Manchester Airports Group (MAG) has successfully raised £350m (US$454m) in the UK capital markets through the issuance of a 25-year bond.
MAG has disclosed that the order book for the bond was four times oversubscribed, totaling around £1.4bn (approximately US$1.8bn). The Group plans to use the proceeds of the bond to fund the transformational capital investment programs that the group is undertaking at its airports, as well as for general corporate purposes.
One project to benefit will be the Manchester Airport Transformation Programme (MAN-TP), which is currently well underway after starting in 2017. A new pier and multi-storey car park for Terminal 2 are now fully operational as part of MAN-TP. The £1bn (US$1.3bn) program of work will enable the airport to serve more passengers in its terminals and to make full use of its current runway capacity.
Neil Thompson, chief financial officer, MAG, said, “The success of the bond is a testament to the strong financial performance of the group over several years.
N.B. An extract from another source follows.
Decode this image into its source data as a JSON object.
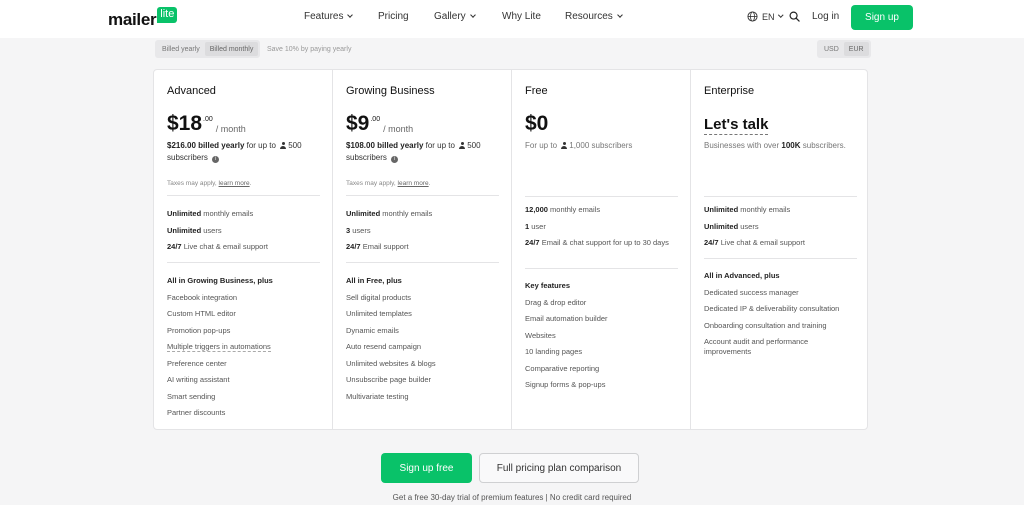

The bond was supported by almost all of the key blue-chip UK institutional investors and demonstrates the confidence those investors have in MAG’s track record and future growth strategy.
“Our significant investment at Manchester and London Stansted airports, which is already well underway, is already improving the experience for passengers and airlines using our airports. Looking ahead, the investment we are delivering will be transformative, enabling our airports to further unlock their significant future growth potential.”